Le groupe de travail a contacté les différentes agences sanitaires européennes et ont épluché la littérature scientifique à la recherche de cas similaires ou d’études sur l’exposition des élevages aux éoliennes. Mais rien de semblable n’a été signalé, y compris dans les pays plus avancés que la France dans leur développement éolien. Les experts ont ensuite auditionné les éleveurs et ont passé au crible les dizaines de rapports scientifiques déjà consacrés aux deux élevages concernés.

« Les troubles dont les éleveurs se plaignent sont réels », reconnaît Matthieu Schuler l’un des directeurs de l’Anses. Pour chaque trouble constaté, la possibilité qu’il soit causé par un des agents physiques générés par les éoliennes a été analysée. L’évaluation a été faite indépendamment pour chacun des deux élevages, avec pour critères le niveau de l’exposition, le lien chronologique avec la mise en service des éoliennes et l’existence d’autres sources d’exposition.

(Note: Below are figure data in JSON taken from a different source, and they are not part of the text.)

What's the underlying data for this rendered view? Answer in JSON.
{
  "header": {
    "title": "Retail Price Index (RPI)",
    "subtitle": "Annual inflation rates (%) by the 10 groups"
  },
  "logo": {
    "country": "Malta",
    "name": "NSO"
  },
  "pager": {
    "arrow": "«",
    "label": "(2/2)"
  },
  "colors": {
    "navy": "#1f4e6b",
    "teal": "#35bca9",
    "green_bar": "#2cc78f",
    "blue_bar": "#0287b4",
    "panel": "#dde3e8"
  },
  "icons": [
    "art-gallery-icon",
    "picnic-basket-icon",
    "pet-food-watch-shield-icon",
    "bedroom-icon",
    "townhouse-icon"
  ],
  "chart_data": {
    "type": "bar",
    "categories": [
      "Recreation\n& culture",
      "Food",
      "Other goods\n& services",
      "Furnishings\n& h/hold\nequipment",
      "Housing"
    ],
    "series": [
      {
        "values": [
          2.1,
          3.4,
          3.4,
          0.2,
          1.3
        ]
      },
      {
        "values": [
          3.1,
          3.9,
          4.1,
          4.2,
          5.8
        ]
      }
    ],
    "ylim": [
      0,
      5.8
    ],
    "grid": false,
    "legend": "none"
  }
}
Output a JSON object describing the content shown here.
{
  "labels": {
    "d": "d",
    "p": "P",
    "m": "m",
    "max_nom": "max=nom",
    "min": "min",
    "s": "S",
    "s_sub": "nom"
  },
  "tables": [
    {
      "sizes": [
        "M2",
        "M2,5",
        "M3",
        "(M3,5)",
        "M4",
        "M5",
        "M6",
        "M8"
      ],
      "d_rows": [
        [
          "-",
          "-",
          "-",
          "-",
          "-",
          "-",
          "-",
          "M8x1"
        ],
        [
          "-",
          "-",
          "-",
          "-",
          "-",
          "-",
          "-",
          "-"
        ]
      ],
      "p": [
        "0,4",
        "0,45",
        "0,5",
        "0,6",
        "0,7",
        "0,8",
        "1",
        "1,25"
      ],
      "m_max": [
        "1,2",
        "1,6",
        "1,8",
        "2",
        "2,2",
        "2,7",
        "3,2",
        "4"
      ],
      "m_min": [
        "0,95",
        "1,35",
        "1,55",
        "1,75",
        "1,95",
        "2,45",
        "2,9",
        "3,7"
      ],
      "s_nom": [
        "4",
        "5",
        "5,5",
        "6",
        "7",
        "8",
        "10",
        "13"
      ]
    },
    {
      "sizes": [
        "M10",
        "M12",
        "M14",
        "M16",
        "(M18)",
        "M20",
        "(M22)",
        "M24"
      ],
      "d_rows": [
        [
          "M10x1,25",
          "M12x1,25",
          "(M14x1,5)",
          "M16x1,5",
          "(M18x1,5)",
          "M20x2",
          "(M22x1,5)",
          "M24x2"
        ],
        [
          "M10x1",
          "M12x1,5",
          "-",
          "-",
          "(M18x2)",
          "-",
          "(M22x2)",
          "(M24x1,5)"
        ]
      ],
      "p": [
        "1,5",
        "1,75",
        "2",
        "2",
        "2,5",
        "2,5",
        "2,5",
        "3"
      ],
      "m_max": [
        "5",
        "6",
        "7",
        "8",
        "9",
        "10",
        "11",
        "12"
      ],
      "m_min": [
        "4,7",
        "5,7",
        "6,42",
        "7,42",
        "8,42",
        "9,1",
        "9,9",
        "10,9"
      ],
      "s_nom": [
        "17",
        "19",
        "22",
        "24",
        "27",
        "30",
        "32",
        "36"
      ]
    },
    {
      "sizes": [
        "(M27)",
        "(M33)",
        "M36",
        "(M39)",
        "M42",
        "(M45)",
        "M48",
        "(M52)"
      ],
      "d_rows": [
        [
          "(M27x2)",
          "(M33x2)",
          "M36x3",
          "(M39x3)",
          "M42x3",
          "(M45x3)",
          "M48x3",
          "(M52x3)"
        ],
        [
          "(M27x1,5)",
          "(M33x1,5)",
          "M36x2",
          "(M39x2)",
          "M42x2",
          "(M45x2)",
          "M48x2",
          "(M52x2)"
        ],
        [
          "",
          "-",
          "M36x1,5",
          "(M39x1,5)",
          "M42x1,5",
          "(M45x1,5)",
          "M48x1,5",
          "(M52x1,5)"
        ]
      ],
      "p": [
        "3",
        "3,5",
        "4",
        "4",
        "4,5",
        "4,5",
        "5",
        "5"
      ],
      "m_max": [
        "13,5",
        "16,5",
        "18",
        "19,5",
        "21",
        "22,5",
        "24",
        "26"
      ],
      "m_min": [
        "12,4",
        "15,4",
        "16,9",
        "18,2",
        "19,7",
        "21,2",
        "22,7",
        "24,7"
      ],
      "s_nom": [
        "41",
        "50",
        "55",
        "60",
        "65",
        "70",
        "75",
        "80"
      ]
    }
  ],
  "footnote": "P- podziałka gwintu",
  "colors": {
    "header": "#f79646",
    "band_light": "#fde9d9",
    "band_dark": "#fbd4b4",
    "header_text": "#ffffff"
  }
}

En conclusion, l’Anses considère comme hautement improbable voire exclue ​l’existence d’un lien de causalité entre les troubles de santé des animaux et le fonctionnement des éoliennes voisines. Selon les experts, la plupart des troubles ne présentent pas d’apparition ou d’évolution significative qui puisse être associée à la période de mise en service des éoliennes. Le niveau d’exposition aux agents physiques étudiés apparaît, dans de nombreux cas similaires à ce qui est observé dans d’autres exploitations, les éoliennes n’y contribuant que faiblement​.

L’agence pointe comme cause possible des pathologies un niveau d’exposition aux courants parasites tout à fait remarquable dans les bâtiments des deux élevages, mais avec une part attribuable aux éoliennes jugée faible. L’état des installations électriques des deux exploitations continue de poser question​.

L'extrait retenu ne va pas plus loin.